When cells treated with CEP-3891 or transfected with Chk1 siRNA were assayed simultaneously for γ-H2AX and DSB induction by the TUNEL assay, we consistently observed that only a subset of the γ-H2AX-positive cells were TUNEL positive (Fig. ). These results indicate that the induction of massive DNA breaks is a late event likely occurring after the onset of massive phosphorylation of γ-H2AX. Consistent with previous studies (37
), the signal that first activates ATR in response to Chk1 inhibition may therefore be ssDNA rather than DSBs. However, we cannot exclude that a small number of DSBs not detectable by the TUNEL assay may be involved.
Interestingly, we observed significantly less phosphorylation of H2AX in response to Chk1 inhibition when Cdk2 was downregulated by conditionally expressed shRNA (Fig. ). In agreement with several recent studies reporting that Cdk2 is dispensable for cell cycle progression (22
), we have not observed any effects on cell cycle progression by depleting Cdk2 in U-2-OS cells in the absence of UCN-01 or CEP-3891 treatment (data not shown). Taken together, our results demonstrate for the first time that although Cdk2 may be dispensable for normal cell cycle progression, Cdk2 is not dispensable in the situation when cells are exposed to external stress such as Chk1-inhibitors.

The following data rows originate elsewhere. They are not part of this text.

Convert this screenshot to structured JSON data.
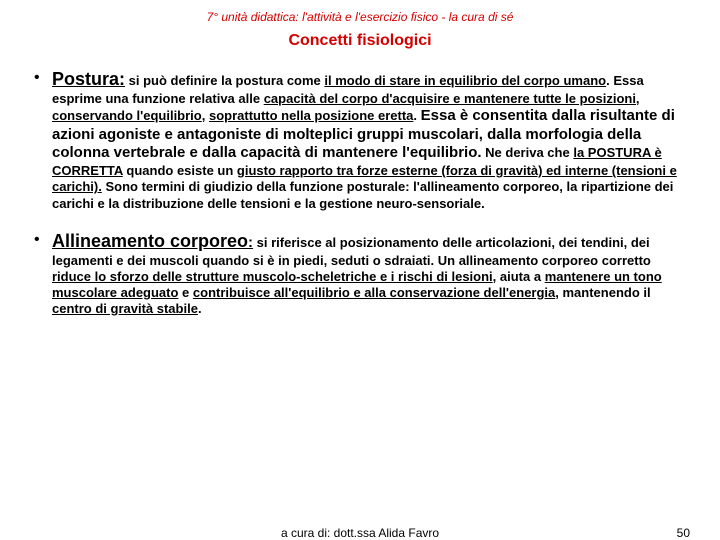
{
  "header": "7° unità didattica: l'attività e l'esercizio fisico  - la cura di sé",
  "title": "Concetti fisiologici",
  "items": [
    {
      "term": "Postura:",
      "p1_a": " si può definire la postura come ",
      "p1_b": "il modo di stare in equilibrio del corpo umano",
      "p1_c": ". Essa esprime una funzione relativa alle ",
      "p1_d": "capacità del corpo d'acquisire e mantenere tutte le posizioni, conservando l'equilibrio",
      "p1_e": ", ",
      "p1_f": "soprattutto nella posizione eretta",
      "p1_g": ". ",
      "p1_h": "Essa è consentita dalla risultante di azioni agoniste e antagoniste di molteplici gruppi muscolari, dalla morfologia della colonna vertebrale e dalla capacità di mantenere l'equilibrio.",
      "p2_a": " Ne deriva che ",
      "p2_b": "la POSTURA è CORRETTA",
      "p2_c": " quando esiste un ",
      "p2_d": "giusto rapporto tra forze esterne (forza di gravità) ed interne (tensioni e carichi).",
      "p2_e": " Sono termini di giudizio della funzione posturale: l'allineamento corporeo, la ripartizione dei carichi e la distribuzione delle tensioni e la gestione neuro-sensoriale."
    },
    {
      "term": "Allineamento corporeo",
      "term_tail": ":",
      "p1_a": " si riferisce al ",
      "p1_b": "posizionamento delle articolazioni, dei tendini, dei legamenti e dei muscoli quando si è in piedi, seduti o sdraiati.",
      "p1_c": " Un allineamento corporeo corretto ",
      "p1_d": "riduce lo sforzo delle strutture muscolo-scheletriche e i rischi di lesioni",
      "p1_e": ", aiuta a ",
      "p1_f": "mantenere un tono muscolare adeguato",
      "p1_g": " e ",
      "p1_h": "contribuisce all'equilibrio e alla conservazione dell'energia",
      "p1_i": ", mantenendo il ",
      "p1_j": "centro di gravità stabile",
      "p1_k": "."
    }
  ],
  "footer": {
    "center": "a cura di: dott.ssa Alida Favro",
    "page": "50"
  },
  "colors": {
    "accent": "#d40000",
    "text": "#000000",
    "bg": "#ffffff"
  }
}
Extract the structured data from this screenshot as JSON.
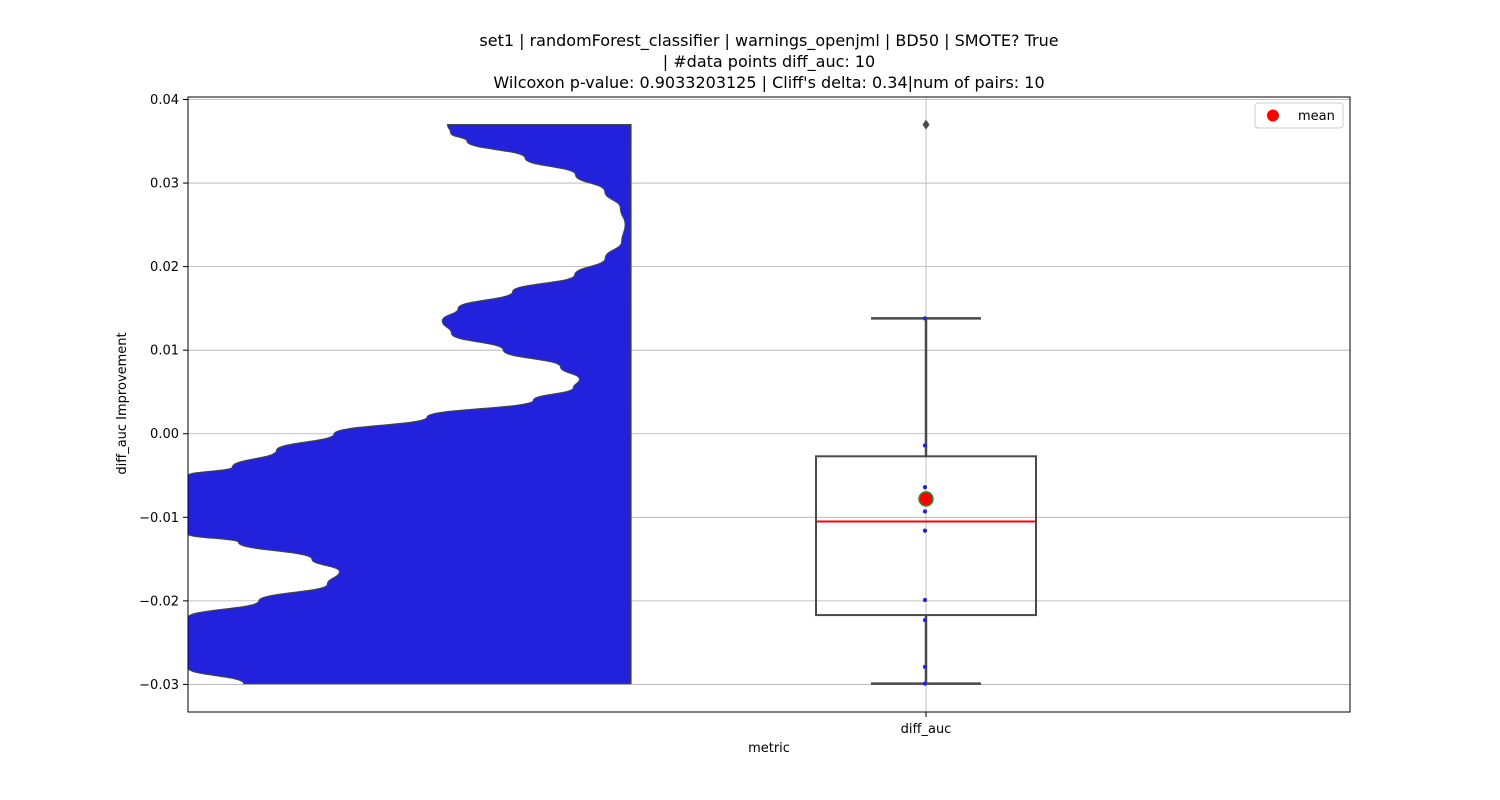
{
  "chart_data": {
    "type": "violin+box",
    "title_lines": [
      "set1 | randomForest_classifier | warnings_openjml | BD50 | SMOTE? True",
      "| #data points diff_auc: 10",
      "Wilcoxon p-value: 0.9033203125 | Cliff's delta: 0.34|num of pairs: 10"
    ],
    "xlabel": "metric",
    "ylabel": "diff_auc Improvement",
    "categories": [
      "diff_auc"
    ],
    "ylim": [
      -0.0333,
      0.0403
    ],
    "yticks": [
      -0.03,
      -0.02,
      -0.01,
      0.0,
      0.01,
      0.02,
      0.03,
      0.04
    ],
    "ytick_labels": [
      "−0.03",
      "−0.02",
      "−0.01",
      "0.00",
      "0.01",
      "0.02",
      "0.03",
      "0.04"
    ],
    "grid": true,
    "legend": {
      "placement": "top-right",
      "entries": [
        {
          "label": "mean",
          "color": "#ff0000"
        }
      ]
    },
    "violin": {
      "color": "#2222dd",
      "range": [
        -0.0299,
        0.037
      ],
      "half_width_profile": [
        [
          -0.0299,
          0.874
        ],
        [
          -0.028,
          1.0
        ],
        [
          -0.026,
          1.0
        ],
        [
          -0.024,
          1.0
        ],
        [
          -0.022,
          1.0
        ],
        [
          -0.02,
          0.84
        ],
        [
          -0.018,
          0.685
        ],
        [
          -0.0165,
          0.658
        ],
        [
          -0.015,
          0.72
        ],
        [
          -0.013,
          0.886
        ],
        [
          -0.012,
          1.0
        ],
        [
          -0.01,
          1.0
        ],
        [
          -0.008,
          1.0
        ],
        [
          -0.006,
          1.0
        ],
        [
          -0.005,
          1.0
        ],
        [
          -0.004,
          0.9
        ],
        [
          -0.002,
          0.8
        ],
        [
          0.0,
          0.67
        ],
        [
          0.002,
          0.46
        ],
        [
          0.004,
          0.22
        ],
        [
          0.0055,
          0.13
        ],
        [
          0.0065,
          0.116
        ],
        [
          0.008,
          0.159
        ],
        [
          0.01,
          0.288
        ],
        [
          0.012,
          0.405
        ],
        [
          0.0135,
          0.426
        ],
        [
          0.015,
          0.39
        ],
        [
          0.017,
          0.267
        ],
        [
          0.019,
          0.127
        ],
        [
          0.021,
          0.058
        ],
        [
          0.023,
          0.021
        ],
        [
          0.025,
          0.013
        ],
        [
          0.027,
          0.024
        ],
        [
          0.029,
          0.059
        ],
        [
          0.031,
          0.125
        ],
        [
          0.033,
          0.239
        ],
        [
          0.035,
          0.37
        ],
        [
          0.036,
          0.407
        ],
        [
          0.037,
          0.414
        ]
      ]
    },
    "box": {
      "whisker_low": -0.0299,
      "q1": -0.0217,
      "median": -0.0105,
      "q3": -0.0027,
      "whisker_high": 0.0138,
      "mean": -0.0078,
      "outliers": [
        0.037
      ],
      "median_color": "#ff0000",
      "mean_color": "#ff0000"
    },
    "points": [
      0.0138,
      -0.0014,
      -0.0064,
      -0.0093,
      -0.0116,
      -0.0199,
      -0.0223,
      -0.0279,
      -0.0299,
      0.037
    ]
  }
}
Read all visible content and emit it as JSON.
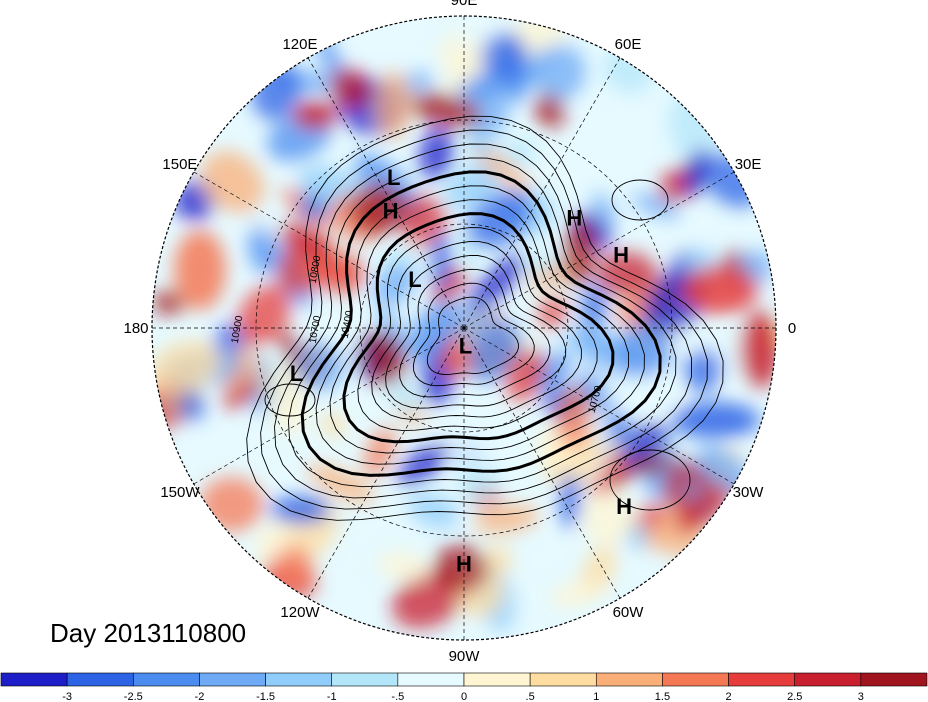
{
  "title": "Day 2013110800",
  "longitude_labels": [
    {
      "text": "90E",
      "lon": 90
    },
    {
      "text": "60E",
      "lon": 60
    },
    {
      "text": "30E",
      "lon": 30
    },
    {
      "text": "0",
      "lon": 0
    },
    {
      "text": "30W",
      "lon": -30
    },
    {
      "text": "60W",
      "lon": -60
    },
    {
      "text": "90W",
      "lon": -90
    },
    {
      "text": "120W",
      "lon": -120
    },
    {
      "text": "150W",
      "lon": -150
    },
    {
      "text": "180",
      "lon": 180
    },
    {
      "text": "150E",
      "lon": 150
    },
    {
      "text": "120E",
      "lon": 120
    }
  ],
  "pressure_centers": [
    {
      "type": "L",
      "lon": 115,
      "lat": 42
    },
    {
      "type": "H",
      "lon": 122,
      "lat": 50
    },
    {
      "type": "H",
      "lon": 45,
      "lat": 45
    },
    {
      "type": "H",
      "lon": 25,
      "lat": 40
    },
    {
      "type": "L",
      "lon": 135,
      "lat": 70
    },
    {
      "type": "L",
      "lon": -85,
      "lat": 85
    },
    {
      "type": "L",
      "lon": -165,
      "lat": 40
    },
    {
      "type": "H",
      "lon": -90,
      "lat": 22
    },
    {
      "type": "H",
      "lon": -48,
      "lat": 21
    }
  ],
  "contour_labels": [
    "10800",
    "10700",
    "10400",
    "10900",
    "10700"
  ],
  "colorbar": {
    "ticks": [
      "-3",
      "-2.5",
      "-2",
      "-1.5",
      "-1",
      "-.5",
      "0",
      ".5",
      "1",
      "1.5",
      "2",
      "2.5",
      "3"
    ],
    "colors": [
      "#1e1ec8",
      "#2d64e6",
      "#4b8cf0",
      "#6eaaf5",
      "#91cdfa",
      "#b4e6fa",
      "#e6faff",
      "#fff5d2",
      "#ffdca0",
      "#faaf78",
      "#f57855",
      "#e63c3c",
      "#c81e2d",
      "#a0141e"
    ]
  },
  "colors": {
    "background": "#ffffff",
    "contour": "#000000",
    "grid": "#000000"
  }
}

It was previously suggested that Chk1 is essential for early embryonic viability due to its control of entry into mitosis (33
). Defective Chk1 function was predicted to cause premature activation of cyclin B-Cdk1 and mitotic catastrophe (33
). Our results demonstrating that Chk1 is required during normal S-phase progression to avoid replication-associated defects, together with the recent report where conditional Chk1 heterozygosity caused DNA damage during DNA replication in mice (14
), add a new possible explanation of this phenomenon. We propose that lack of Chk1-mediated control of the initiation of DNA replication might contribute to lethality of Chk1−/−
cells. It is plausible to assume that induction of lethal DNA breaks occurs during S phase of early embryonic cells from Chk1−/−
mice through a similar mechanism to the one described here in human cells. On the other hand, Chk1 was previously shown to be dispensable for the viability of somatic cells derived from the chicken cell line DT40 under normal growth conditions in culture (39
). However, such Chk1-deficient cells did proliferate significantly more slowly in the absence of any externally induced DNA damage or replication stress, which was attributed to an increase in the incidence of spontaneous cell death (39
), and which could possibly be due to similar replication defects as we have described in the present study. Alternatively, these highly genetically unstable chicken cells may behave differently than the human cell lines used in our present study.
Due to its critical role in regulating the DNA damage-induced checkpoints, Chk1 has been proposed as a potential target for cancer treatment (reviewed in reference 42
). The principle idea of this strategy is to combine standard chemo- or radiotherapy with drugs that inhibit Chk1 kinase in order to inhibit the S and G2
checkpoints. Cancer cells could likely be particularly sensitive to such treatment since they commonly lack normal G1
checkpoint control and may rely more on the S and G2
checkpoints compared to normal cells (5
). The results presented here, showing that Chk1 inhibition per se leads to massive induction of DNA breaks in human S-phase cells, demonstrate that much remains to be understood in terms of the role of Chk1 kinase in the absence or presence of genotoxic agents. In particular, it will be important to determine to which extent these S-phase responses may vary between different cancer and normal cell types. Deeper insight into this issue will be important before pharmacological manipulation of Chk1 can be utilized in the clinic to enhance the efficacy of anticancer therapies.